Asylum seekers are left in detention indefinitely which has led to rioting in detention centres. This was demonstrated last month at Lenggeng Immigration Detention Depot in Negeri Sembilan when riots took place, the centre was burnt down and detainees escaped. Malaysia’s Deputy Police Chief Datuk Abdul Manan Mohd. Hassan said that investigations had revealed this event occurred because of the poor detention conditions and that “some of the escapees had lost patience in waiting to be resettled to a third country by UNHCR”.
Malaysian human rights groups claim that the incident came about because of the ongoing physical abuse of detainees by detention guards.
In an interview on ABC radio this morning, Immigration Minister Chris Bowen admitted that conditions inside Malaysia’s detention centres were sub-standard: “If people think that the situation for asylum-seekers in Malaysia is difficult, they should endorse the fact that Australia is taking 4000 out (over) the next four years,” he told Fran Kelly.
This new policy is being sold by the Minister and others as a regional co-operation measure to combat people smuggling and “share the burden” of asylum seekers.
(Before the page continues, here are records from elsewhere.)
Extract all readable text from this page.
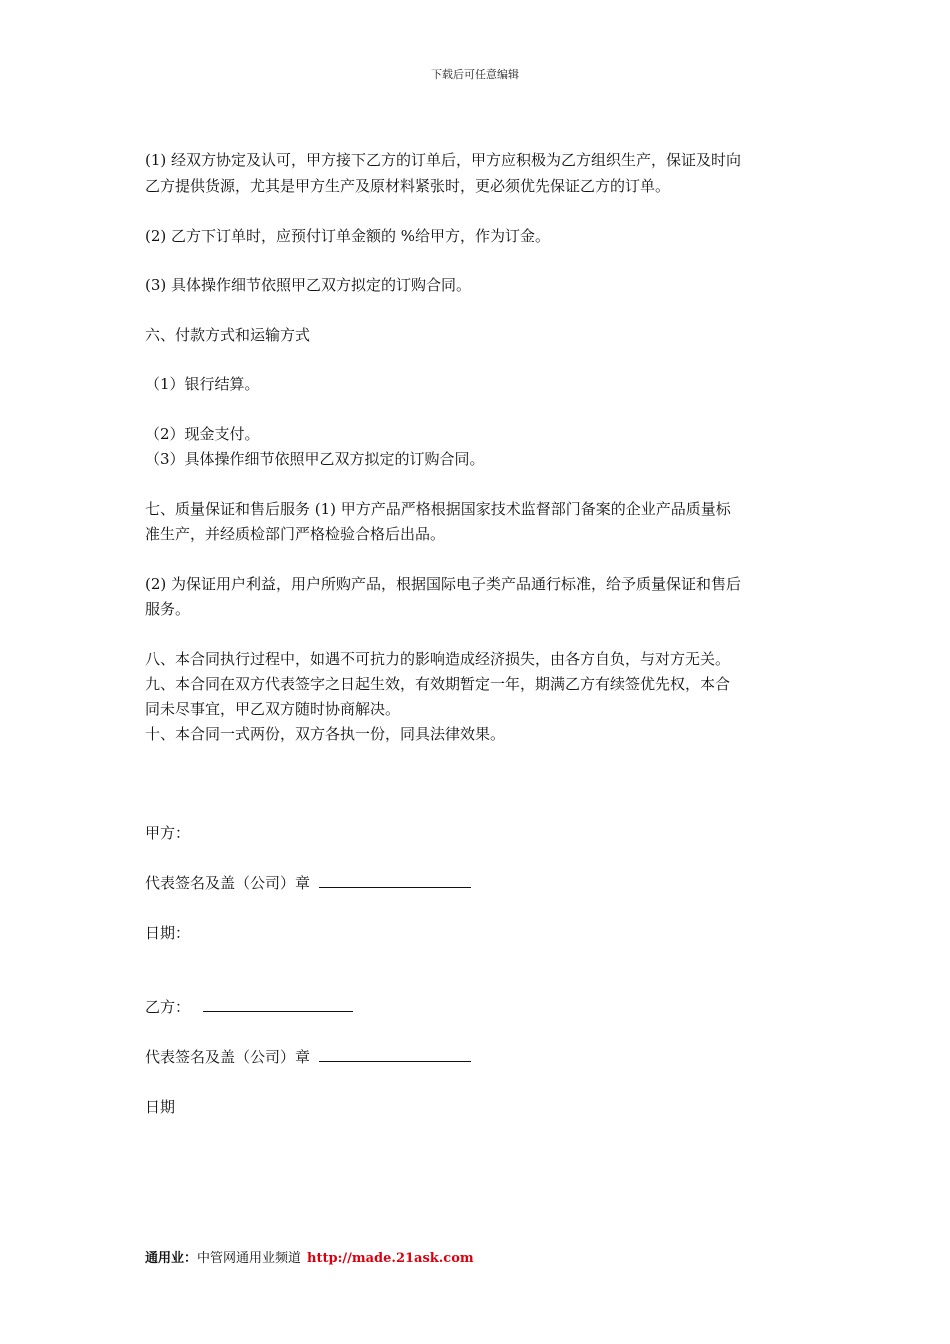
下载后可任意编辑
(1) 经双方协定及认可，甲方接下乙方的订单后，甲方应积极为乙方组织生产，保证及时向
乙方提供货源，尤其是甲方生产及原材料紧张时，更必须优先保证乙方的订单。
(2) 乙方下订单时，应预付订单金额的 %给甲方，作为订金。
(3) 具体操作细节依照甲乙双方拟定的订购合同。
六、付款方式和运输方式
（1）银行结算。
（2）现金支付。
（3）具体操作细节依照甲乙双方拟定的订购合同。
七、质量保证和售后服务 (1) 甲方产品严格根据国家技术监督部门备案的企业产品质量标
准生产，并经质检部门严格检验合格后出品。
(2) 为保证用户利益，用户所购产品，根据国际电子类产品通行标准，给予质量保证和售后
服务。
八、本合同执行过程中，如遇不可抗力的影响造成经济损失，由各方自负，与对方无关。
九、本合同在双方代表签字之日起生效，有效期暂定一年，期满乙方有续签优先权，本合
同未尽事宜，甲乙双方随时协商解决。
十、本合同一式两份，双方各执一份，同具法律效果。
甲方：
代表签名及盖（公司）章
日期：
乙方：
代表签名及盖（公司）章
日期
通用业：中管网通用业频道 http://made.21ask.com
In fact it is a cynical and desperate political maneuver that merely reinforces the popular myth that there is an orderly “queue” that asylum seekers need to join in order to be accepted into Australia.
As the author of ‘Following Them Home: The fate of the returned asylum seekers’, David Corlett, notes: a more appropriate metaphor for the “refugee queue” is a “refugee heap”, whereby a few fortunate asylum seekers are plucked out to be resettled in Australia. Under this new policy, Australia will not return asylum seekers to any orderly “queue”. Instead those people who are owed Australia’s protection will be left to languish in Malaysia’s “refugee heap” with 90,000 other asylum seekers and refugees.